We find suggestive evidence that areas exposed to coca production experienced increased economic
activity from 2003 to 2017.
Food Aid, Money, and Barter: Evidence from Rohingya Refugee Camps
Presented at: NEUDC 2024 (Boston); LACEA-HUMANS 2025 (Mexico); PACDEV 2026; JDC Conference on Forced Displacement 2026 (Bangkok); seminars at Tilburg, Williams, and UCL.
This paper investigates the (in)efficiency of humanitarian food aid in refugee economies,
using the Rohingya refugee crisis as a case study. We exploit the quasi-natural experiment
provided by the World Food Program (WFP)'s transition from in-kind food aid to e-vouchers,
which can only be redeemed at WFP stores within camps. The results show households engage in
food aid trade (bartering and reselling) under both aid regimes, with e-voucher holders
trading significantly less.
Prolonged Crises, Inter-Ethnic Contact, and Attitudes Toward Refugees
Presented at: ENTER-Jamboree, AEE, ICDE 2025; seminars at Tilburg, Wageningen, and Maastricht.
We design and implement an in-the-field survey to understand the prevailing social norm of hosts
with respect to refugees by eliciting first and second order normative beliefs in the Rohingya
refugee-receiving district of Cox's Bazar, Bangladesh.

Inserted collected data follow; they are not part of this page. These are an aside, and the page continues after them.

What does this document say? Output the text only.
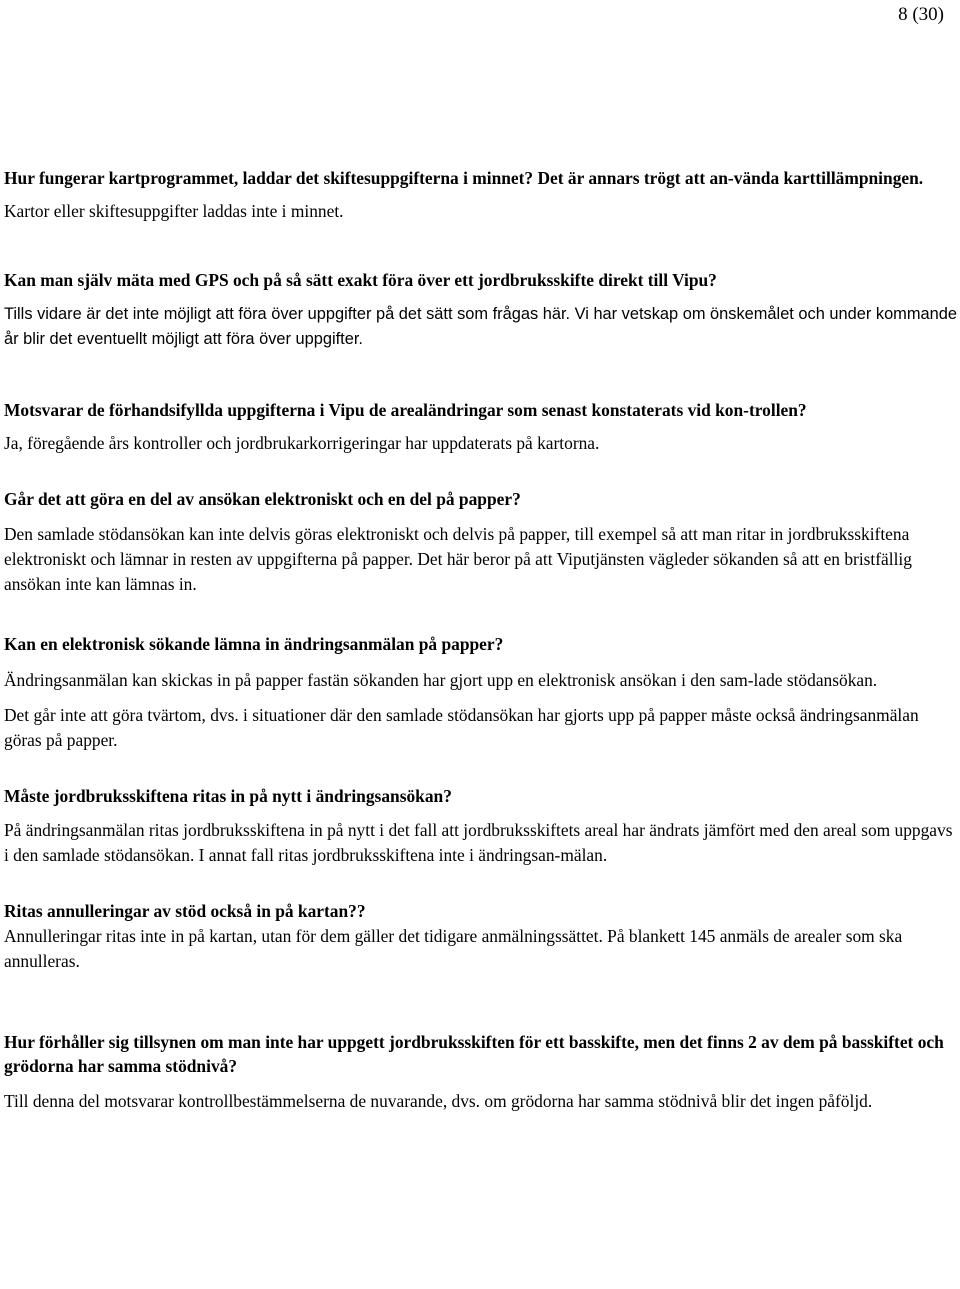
8 (30)

Hur fungerar kartprogrammet, laddar det skiftesuppgifterna i minnet? Det är annars trögt att an-vända karttillämpningen.

Kartor eller skiftesuppgifter laddas inte i minnet.

Kan man själv mäta med GPS och på så sätt exakt föra över ett jordbruksskifte direkt till Vipu?

Tills vidare är det inte möjligt att föra över uppgifter på det sätt som frågas här. Vi har vetskap om önskemålet och under kommande år blir det eventuellt möjligt att föra över uppgifter.

Motsvarar de förhandsifyllda uppgifterna i Vipu de arealändringar som senast konstaterats vid kon-trollen?

Ja, föregående års kontroller och jordbrukarkorrigeringar har uppdaterats på kartorna.

Går det att göra en del av ansökan elektroniskt och en del på papper?

Den samlade stödansökan kan inte delvis göras elektroniskt och delvis på papper, till exempel så att man ritar in jordbruksskiftena elektroniskt och lämnar in resten av uppgifterna på papper. Det här beror på att Viputjänsten vägleder sökanden så att en bristfällig ansökan inte kan lämnas in.

Kan en elektronisk sökande lämna in ändringsanmälan på papper?

Ändringsanmälan kan skickas in på papper fastän sökanden har gjort upp en elektronisk ansökan i den sam-lade stödansökan.

Det går inte att göra tvärtom, dvs. i situationer där den samlade stödansökan har gjorts upp på papper måste också ändringsanmälan göras på papper.

Måste jordbruksskiftena ritas in på nytt i ändringsansökan?

På ändringsanmälan ritas jordbruksskiftena in på nytt i det fall att jordbruksskiftets areal har ändrats jämfört med den areal som uppgavs i den samlade stödansökan. I annat fall ritas jordbruksskiftena inte i ändringsan-mälan.

Ritas annulleringar av stöd också in på kartan??

Annulleringar ritas inte in på kartan, utan för dem gäller det tidigare anmälningssättet. På blankett 145 anmäls de arealer som ska annulleras.

Hur förhåller sig tillsynen om man inte har uppgett jordbruksskiften för ett basskifte, men det finns 2 av dem på basskiftet och grödorna har samma stödnivå?

Till denna del motsvarar kontrollbestämmelserna de nuvarande, dvs. om grödorna har samma stödnivå blir det ingen påföljd.
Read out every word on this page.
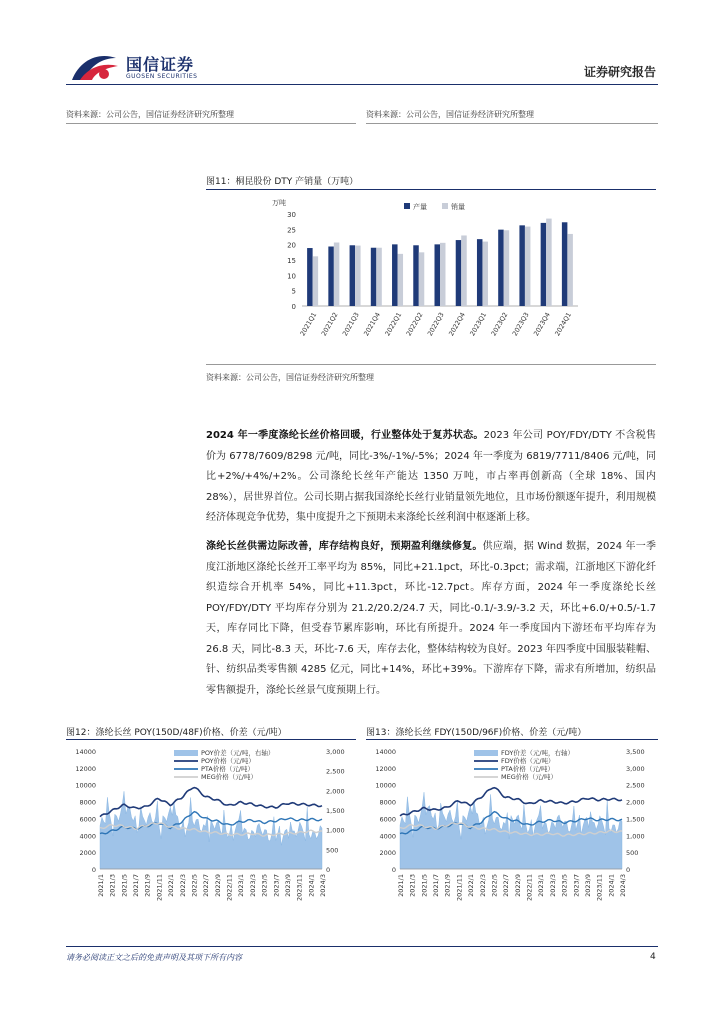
国信证券
GUOSEN SECURITIES	证券研究报告
资料来源：公司公告，国信证券经济研究所整理	资料来源：公司公告，国信证券经济研究所整理
图11：桐昆股份 DTY 产销量（万吨）
万吨
0
5
10
15
20
25
30
2021Q1 2021Q2 2021Q3 2021Q4 2022Q1 2022Q2 2022Q3 2022Q4 2023Q1 2023Q2 2023Q3 2023Q4 2024Q1
产量	销量
资料来源：公司公告，国信证券经济研究所整理
2024 年一季度涤纶长丝价格回暖，行业整体处于复苏状态。2023 年公司 POY/FDY/DTY 不含税售价为 6778/7609/8298 元/吨，同比-3%/-1%/-5%；2024 年一季度为 6819/7711/8406 元/吨，同比+2%/+4%/+2%。公司涤纶长丝年产能达 1350 万吨，市占率再创新高（全球 18%、国内 28%），居世界首位。公司长期占据我国涤纶长丝行业销量领先地位，且市场份额逐年提升，利用规模经济体现竞争优势，集中度提升之下预期未来涤纶长丝利润中枢逐渐上移。
涤纶长丝供需边际改善，库存结构良好，预期盈利继续修复。供应端，据 Wind 数据，2024 年一季度江浙地区涤纶长丝开工率平均为 85%，同比+21.1pct，环比-0.3pct；需求端，江浙地区下游化纤织造综合开机率 54%，同比+11.3pct，环比-12.7pct。库存方面，2024 年一季度涤纶长丝 POY/FDY/DTY 平均库存分别为 21.2/20.2/24.7 天，同比-0.1/-3.9/-3.2 天，环比+6.0/+0.5/-1.7 天，库存同比下降，但受春节累库影响，环比有所提升。2024 年一季度国内下游坯布平均库存为 26.8 天，同比-8.3 天，环比-7.6 天，库存去化，整体结构较为良好。2023 年四季度中国服装鞋帽、针、纺织品类零售额 4285 亿元，同比+14%，环比+39%。下游库存下降，需求有所增加，纺织品零售额提升，涤纶长丝景气度预期上行。
图12：涤纶长丝 POY(150D/48F)价格、价差（元/吨）
0
2000
4000
6000
8000
10000
12000
14000
0
500
1,000
1,500
2,000
2,500
3,000
2021/1 2021/3 2021/5 2021/7 2021/9 2021/11 2022/1 2022/3 2022/5 2022/7 2022/9 2022/11 2023/1 2023/3 2023/5 2023/7 2023/9 2023/11 2024/1 2024/3
POY价差（元/吨，右轴）
POY价格（元/吨）
PTA价格（元/吨）
MEG价格（元/吨）
图13：涤纶长丝 FDY(150D/96F)价格、价差（元/吨）
0
2000
4000
6000
8000
10000
12000
14000
0
500
1,000
1,500
2,000
2,500
3,000
3,500
2021/1 2021/3 2021/5 2021/7 2021/9 2021/11 2022/1 2022/3 2022/5 2022/7 2022/9 2022/11 2023/1 2023/3 2023/5 2023/7 2023/9 2023/11 2024/1 2024/3
FDY价差（元/吨，右轴）
FDY价格（元/吨）
PTA价格（元/吨）
MEG价格（元/吨）
请务必阅读正文之后的免责声明及其项下所有内容	4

The Effects of the Green Revolution on Long-Run Development: Evidence from India
with Maria Eugenia Genoni, Afsana Iffat Khan, Walker Kosmidou-Bradley, Juan Muñoz,
Nethra Palaniswamy, and Tara Vishwanath
Migration Studies, Vol. 12, Issue 2 (2024)
Obtaining representative information on hosts and displaced populations in a single survey is
not straightforward. This paper demonstrates the value of combining traditional and nontraditional
sampling frames, geospatial information, and listing exercises to design a representative survey
of hosts and Rohingya displaced populations in Cox's Bazar, Bangladesh. The paper applies
innovative segmentation techniques using geospatial data to delimit enumeration areas in the
absence of updated cartography. The paper also highlights the importance of listing exercises
to inform stratification decisions and update population counts.
The Bangladesh Development Studies, Vol. 42, Issues 2/3, pp. 23–73 (2019)
Bangladesh has continued to make remarkable progress in reducing poverty since 2010. In some
regards, poverty reduction has continued in a manner consistent with the previous decade.
However, important differences emerge when trends are examined more closely. Poverty rates in
the poorer West and richer East converged until 2010, then diverged, as poverty reduction in
the poorer Western divisions again started to lag. This paper uses decomposition analysis to
examine the changing nature of poverty reduction from 2005 to 2010 and 2010 to 2016, with four
key insights on fertility, education, structural change, and agricultural conditions.
The Bangladesh Development Studies, Vol. 42, Issues 2/3, pp. 75–101 (2019)
Bangladesh has documented consistent reductions in poverty since 2000 and has also seen
considerable transformation in the sector and location of economic activities. This paper
exploits variation in sectoral growth and migration across districts and time to examine
whether spatial variation in sectoral growth patterns can explain spatial variation in poverty
reduction. We find that reductions in poverty were largest in places where agricultural output
growth was highest and where industrial growth was highest, and that poverty reduction was
greater in districts sending larger numbers of international migrants.